At Crescent Ace Hardware Store on Lapp Road in Clifton Park, owner John Abbale said bags of soil are on March shopping lists. He believes yard cleanups top job lists when late March and early April come.

“Everyone’s waiting for the snow to melt,” Abbale said. “They want to rake up and clean up. They’re getting the right garden tools and lawn and leaf bags. They all have to be thought about.”

Like Robinson and Phillips, Abbale believes people are going to rush to sheds and garages once winter has ended.

“The tougher the winter, the more anxious people become,” he said. “They’ll be champing at the bit, waiting for the first 50-degree days. They’ll feel like 80 degrees after this winter.”

When people feel summer is in the air, they’ll want charcoal smoke in the air, too. That’s why Crescent has about a dozen charcoal and gas grills on display in mid-March.

Bob Winston, president of Woodlawn Hardware on State Street in Schenectady, also believes in the spring rush. “They’ve been stuck inside for six months now,” he said of the weekend workforce that will soon roll wheelbarrows and hook up garden hoses.

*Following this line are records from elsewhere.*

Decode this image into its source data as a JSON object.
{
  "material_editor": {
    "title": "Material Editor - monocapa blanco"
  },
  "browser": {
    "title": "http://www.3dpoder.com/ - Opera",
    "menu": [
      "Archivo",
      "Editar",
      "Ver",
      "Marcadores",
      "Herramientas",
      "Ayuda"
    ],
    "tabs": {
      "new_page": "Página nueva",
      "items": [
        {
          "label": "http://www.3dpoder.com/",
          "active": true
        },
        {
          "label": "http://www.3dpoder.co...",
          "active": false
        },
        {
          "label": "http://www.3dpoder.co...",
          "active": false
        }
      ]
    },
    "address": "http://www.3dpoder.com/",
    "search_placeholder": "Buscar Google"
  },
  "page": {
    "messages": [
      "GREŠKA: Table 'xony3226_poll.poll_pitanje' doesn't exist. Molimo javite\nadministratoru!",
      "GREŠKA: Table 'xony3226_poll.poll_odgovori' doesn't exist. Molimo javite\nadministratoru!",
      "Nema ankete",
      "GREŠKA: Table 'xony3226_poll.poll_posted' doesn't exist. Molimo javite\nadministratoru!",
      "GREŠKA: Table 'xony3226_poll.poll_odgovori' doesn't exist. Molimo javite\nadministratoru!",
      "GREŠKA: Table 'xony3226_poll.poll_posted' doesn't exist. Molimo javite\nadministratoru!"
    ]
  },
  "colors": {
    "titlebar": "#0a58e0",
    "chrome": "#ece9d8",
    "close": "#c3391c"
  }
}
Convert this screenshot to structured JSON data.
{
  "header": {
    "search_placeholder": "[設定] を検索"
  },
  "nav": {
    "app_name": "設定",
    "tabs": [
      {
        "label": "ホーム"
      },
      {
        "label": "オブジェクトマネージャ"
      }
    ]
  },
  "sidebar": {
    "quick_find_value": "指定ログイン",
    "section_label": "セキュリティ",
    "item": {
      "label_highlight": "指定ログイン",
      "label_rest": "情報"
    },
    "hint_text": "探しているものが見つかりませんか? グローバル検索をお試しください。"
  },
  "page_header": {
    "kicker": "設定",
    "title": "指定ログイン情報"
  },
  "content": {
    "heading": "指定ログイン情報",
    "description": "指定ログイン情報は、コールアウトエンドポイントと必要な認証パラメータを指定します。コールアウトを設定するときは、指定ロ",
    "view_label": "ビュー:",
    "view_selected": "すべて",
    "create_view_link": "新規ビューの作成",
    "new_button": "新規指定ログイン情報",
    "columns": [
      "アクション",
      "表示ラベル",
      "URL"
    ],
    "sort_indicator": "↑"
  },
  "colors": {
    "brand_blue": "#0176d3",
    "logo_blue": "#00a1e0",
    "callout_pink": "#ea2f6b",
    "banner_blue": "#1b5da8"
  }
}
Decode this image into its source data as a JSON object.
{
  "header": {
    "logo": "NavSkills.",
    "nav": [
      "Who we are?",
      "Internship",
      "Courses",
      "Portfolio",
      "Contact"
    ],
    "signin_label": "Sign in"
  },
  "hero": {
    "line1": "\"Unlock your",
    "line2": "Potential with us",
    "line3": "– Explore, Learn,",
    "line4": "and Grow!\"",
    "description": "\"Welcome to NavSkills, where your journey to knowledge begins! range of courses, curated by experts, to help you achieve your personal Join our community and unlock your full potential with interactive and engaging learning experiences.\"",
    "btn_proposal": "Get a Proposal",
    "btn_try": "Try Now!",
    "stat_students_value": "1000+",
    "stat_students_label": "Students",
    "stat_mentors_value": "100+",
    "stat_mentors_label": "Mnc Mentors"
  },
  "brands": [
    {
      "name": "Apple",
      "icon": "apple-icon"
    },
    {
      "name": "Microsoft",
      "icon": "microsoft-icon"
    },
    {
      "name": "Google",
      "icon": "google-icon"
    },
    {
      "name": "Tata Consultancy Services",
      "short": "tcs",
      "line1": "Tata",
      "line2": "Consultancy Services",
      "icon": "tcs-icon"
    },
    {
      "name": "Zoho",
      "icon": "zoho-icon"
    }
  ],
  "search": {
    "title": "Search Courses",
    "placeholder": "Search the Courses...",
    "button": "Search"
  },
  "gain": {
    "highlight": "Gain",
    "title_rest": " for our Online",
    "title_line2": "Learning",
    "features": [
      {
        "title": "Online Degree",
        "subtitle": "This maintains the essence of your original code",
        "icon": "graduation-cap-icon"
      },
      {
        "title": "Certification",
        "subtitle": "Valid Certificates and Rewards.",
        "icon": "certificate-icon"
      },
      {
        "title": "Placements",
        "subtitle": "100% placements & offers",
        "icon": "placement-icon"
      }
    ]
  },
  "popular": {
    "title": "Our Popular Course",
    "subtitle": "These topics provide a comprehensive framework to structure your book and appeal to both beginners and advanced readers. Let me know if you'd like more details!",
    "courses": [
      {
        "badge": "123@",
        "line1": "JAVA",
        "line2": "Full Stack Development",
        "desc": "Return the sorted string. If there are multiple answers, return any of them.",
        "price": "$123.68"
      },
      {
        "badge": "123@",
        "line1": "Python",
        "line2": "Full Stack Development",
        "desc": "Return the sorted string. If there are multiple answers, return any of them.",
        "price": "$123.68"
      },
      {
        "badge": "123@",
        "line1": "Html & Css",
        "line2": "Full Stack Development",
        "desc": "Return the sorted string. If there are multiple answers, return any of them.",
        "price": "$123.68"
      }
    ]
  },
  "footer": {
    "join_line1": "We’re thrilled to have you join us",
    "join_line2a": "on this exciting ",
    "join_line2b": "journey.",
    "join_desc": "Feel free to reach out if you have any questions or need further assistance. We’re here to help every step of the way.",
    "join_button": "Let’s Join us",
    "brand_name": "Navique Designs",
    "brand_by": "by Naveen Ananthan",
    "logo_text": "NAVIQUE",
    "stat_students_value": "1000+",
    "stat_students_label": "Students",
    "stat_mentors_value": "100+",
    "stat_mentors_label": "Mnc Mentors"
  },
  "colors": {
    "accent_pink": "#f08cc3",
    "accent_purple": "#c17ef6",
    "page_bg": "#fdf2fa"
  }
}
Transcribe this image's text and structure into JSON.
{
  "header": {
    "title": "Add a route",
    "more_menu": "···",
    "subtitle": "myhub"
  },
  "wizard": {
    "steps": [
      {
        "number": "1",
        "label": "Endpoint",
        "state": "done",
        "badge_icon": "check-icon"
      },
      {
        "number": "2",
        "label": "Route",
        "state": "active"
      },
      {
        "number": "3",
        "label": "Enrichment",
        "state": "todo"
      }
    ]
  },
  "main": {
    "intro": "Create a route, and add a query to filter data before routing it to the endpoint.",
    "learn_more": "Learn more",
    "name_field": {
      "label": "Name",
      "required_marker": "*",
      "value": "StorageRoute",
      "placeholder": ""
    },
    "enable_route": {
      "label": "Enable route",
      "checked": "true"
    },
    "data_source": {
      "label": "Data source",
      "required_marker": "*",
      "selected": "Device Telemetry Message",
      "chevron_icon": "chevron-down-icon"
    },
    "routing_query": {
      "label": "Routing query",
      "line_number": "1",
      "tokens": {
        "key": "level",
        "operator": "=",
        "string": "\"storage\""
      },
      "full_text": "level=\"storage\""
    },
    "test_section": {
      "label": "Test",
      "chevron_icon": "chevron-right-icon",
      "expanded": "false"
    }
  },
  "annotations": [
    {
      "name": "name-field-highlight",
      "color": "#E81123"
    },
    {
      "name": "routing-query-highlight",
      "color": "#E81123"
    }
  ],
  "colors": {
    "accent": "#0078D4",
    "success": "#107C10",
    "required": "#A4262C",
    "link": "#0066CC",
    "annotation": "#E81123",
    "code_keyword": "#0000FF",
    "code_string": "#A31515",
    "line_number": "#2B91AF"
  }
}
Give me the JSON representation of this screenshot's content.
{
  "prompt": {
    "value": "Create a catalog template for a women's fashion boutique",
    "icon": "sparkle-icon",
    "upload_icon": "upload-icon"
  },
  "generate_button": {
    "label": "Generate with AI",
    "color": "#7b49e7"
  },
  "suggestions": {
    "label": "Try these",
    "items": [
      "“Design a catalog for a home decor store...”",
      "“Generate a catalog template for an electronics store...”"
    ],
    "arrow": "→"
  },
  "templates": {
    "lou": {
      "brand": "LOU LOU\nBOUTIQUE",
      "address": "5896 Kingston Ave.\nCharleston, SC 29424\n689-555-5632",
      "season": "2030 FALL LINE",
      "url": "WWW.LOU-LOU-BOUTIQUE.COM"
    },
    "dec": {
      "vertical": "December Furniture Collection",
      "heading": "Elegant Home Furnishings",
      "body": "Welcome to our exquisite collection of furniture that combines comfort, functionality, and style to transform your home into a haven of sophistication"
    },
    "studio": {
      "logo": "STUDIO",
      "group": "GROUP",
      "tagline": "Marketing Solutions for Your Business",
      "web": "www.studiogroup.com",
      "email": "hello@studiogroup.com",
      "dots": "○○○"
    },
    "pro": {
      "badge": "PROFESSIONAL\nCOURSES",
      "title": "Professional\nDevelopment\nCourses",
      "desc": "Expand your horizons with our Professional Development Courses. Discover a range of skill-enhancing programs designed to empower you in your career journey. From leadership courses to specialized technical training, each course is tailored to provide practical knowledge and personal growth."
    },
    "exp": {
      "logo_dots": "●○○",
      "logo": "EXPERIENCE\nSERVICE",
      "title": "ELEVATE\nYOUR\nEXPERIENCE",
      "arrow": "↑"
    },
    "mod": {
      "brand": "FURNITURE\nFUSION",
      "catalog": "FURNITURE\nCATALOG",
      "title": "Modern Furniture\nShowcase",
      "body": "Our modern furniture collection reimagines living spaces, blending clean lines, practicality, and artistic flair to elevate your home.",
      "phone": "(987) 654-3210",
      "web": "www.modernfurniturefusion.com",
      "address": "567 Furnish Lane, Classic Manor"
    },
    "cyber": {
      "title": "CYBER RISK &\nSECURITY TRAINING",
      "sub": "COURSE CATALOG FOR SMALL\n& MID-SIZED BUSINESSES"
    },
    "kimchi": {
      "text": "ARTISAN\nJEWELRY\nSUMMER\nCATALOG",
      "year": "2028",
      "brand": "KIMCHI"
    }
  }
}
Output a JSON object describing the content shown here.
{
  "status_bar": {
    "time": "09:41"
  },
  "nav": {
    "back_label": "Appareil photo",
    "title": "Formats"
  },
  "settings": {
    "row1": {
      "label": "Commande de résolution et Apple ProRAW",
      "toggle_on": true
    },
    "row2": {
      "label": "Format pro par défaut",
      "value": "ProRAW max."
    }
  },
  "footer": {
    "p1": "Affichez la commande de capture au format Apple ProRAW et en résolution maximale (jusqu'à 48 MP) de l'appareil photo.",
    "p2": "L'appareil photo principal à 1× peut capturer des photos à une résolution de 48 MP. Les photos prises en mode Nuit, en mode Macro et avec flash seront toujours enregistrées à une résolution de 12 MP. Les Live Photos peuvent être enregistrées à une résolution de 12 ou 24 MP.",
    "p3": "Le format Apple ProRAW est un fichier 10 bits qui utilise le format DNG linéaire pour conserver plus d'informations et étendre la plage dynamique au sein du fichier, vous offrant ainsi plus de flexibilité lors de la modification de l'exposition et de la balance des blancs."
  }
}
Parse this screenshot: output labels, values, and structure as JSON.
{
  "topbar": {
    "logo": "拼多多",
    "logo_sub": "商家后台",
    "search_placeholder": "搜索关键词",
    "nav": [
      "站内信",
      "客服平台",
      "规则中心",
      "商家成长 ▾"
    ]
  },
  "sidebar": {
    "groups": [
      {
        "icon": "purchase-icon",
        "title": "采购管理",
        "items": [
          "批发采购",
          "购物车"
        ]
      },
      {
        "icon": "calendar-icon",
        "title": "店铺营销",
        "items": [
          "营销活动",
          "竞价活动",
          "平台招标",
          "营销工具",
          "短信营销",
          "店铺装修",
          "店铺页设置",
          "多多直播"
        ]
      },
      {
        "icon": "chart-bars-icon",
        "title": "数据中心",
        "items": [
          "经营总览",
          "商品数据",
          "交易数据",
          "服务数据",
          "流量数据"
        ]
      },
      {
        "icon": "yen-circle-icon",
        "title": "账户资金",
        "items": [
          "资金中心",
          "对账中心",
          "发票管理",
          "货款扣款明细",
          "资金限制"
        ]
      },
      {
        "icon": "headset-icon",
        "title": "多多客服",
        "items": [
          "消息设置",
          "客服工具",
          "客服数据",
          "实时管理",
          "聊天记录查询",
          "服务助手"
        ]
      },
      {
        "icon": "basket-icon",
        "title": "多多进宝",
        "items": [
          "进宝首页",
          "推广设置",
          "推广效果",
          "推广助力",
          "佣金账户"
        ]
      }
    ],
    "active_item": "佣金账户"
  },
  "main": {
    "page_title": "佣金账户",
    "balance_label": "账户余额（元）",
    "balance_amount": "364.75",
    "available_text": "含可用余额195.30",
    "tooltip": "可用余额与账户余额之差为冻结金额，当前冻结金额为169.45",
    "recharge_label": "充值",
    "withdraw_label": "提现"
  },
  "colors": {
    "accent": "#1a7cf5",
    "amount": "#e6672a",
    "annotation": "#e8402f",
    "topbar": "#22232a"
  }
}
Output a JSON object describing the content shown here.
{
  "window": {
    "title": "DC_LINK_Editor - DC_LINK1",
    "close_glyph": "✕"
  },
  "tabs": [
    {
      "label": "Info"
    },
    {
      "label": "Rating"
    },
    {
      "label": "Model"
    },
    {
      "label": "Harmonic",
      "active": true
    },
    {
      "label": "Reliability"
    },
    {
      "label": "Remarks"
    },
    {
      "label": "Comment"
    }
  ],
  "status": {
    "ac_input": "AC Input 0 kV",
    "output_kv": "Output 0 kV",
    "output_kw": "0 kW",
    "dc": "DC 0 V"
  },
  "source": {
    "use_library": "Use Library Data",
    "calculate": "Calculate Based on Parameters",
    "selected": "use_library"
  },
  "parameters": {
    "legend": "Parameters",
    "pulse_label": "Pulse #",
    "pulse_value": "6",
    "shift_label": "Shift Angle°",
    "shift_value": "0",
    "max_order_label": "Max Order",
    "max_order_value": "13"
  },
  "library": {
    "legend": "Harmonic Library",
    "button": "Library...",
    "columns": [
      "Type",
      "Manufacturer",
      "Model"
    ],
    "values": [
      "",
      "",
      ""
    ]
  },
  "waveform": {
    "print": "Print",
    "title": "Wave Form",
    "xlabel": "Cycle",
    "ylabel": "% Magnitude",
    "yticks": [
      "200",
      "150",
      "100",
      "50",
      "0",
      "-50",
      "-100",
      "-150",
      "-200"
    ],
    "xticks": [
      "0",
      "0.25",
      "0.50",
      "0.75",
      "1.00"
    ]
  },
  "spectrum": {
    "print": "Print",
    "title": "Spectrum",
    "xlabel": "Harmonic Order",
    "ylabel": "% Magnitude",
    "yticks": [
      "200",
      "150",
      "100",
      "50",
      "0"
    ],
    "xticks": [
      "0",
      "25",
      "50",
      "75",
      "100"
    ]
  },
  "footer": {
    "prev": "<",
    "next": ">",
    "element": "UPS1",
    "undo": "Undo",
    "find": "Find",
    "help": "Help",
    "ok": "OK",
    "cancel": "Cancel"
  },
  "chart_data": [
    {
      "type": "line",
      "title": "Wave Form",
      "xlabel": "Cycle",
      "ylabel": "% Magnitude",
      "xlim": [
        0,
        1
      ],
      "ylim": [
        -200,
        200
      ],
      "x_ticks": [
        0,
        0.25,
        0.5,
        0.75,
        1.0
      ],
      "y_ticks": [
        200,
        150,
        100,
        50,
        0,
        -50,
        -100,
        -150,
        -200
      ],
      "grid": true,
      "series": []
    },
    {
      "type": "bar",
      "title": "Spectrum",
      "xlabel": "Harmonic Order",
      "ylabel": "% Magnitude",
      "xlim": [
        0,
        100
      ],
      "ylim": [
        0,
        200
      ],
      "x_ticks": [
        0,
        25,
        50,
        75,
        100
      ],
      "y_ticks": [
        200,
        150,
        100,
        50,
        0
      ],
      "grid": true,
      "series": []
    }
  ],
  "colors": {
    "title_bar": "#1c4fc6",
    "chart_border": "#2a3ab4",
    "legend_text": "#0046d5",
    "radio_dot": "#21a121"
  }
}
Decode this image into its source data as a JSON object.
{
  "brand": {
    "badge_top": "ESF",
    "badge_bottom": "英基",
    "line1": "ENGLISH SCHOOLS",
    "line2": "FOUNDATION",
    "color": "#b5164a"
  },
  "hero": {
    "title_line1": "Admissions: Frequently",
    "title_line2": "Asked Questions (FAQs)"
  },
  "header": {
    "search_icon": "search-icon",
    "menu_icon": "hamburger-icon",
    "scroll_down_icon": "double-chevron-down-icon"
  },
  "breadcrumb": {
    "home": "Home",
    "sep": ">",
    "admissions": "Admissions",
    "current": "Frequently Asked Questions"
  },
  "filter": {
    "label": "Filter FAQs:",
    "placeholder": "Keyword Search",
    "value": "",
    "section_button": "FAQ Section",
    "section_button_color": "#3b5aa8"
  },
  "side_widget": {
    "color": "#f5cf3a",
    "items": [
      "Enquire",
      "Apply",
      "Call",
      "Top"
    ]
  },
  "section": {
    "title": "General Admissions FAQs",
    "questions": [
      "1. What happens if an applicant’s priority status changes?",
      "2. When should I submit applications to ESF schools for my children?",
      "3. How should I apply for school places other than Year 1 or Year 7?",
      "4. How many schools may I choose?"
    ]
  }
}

Billy DeOrazio, sales manager at Bellevue Builders Supply in Schenectady, said yard cleanups will be one job. He thinks fertilizing the green will be pushed back a few weeks this year, as March moves into April.

“There’s a lot of frost in the ground,” he said. “We’re going to need some good, strong sunshine for this to finally break.”

Clearing and repairing decks will be another job. DeOrazio said heavy snows could have broken railings; people will be cleaning up decks and preparing for spring and summer barbecues. Other jobs may involve gutter repairs. “The weight of the ice — if people don’t use their roof rakes, ice will build up in the gutters and bend them or damage them,” DeOrazio said.

They won’t be buying patio furniture — at least, not right away.

“When the flyers come out,” DeOrazio said. “People wait for the sales and those are generally sale items.”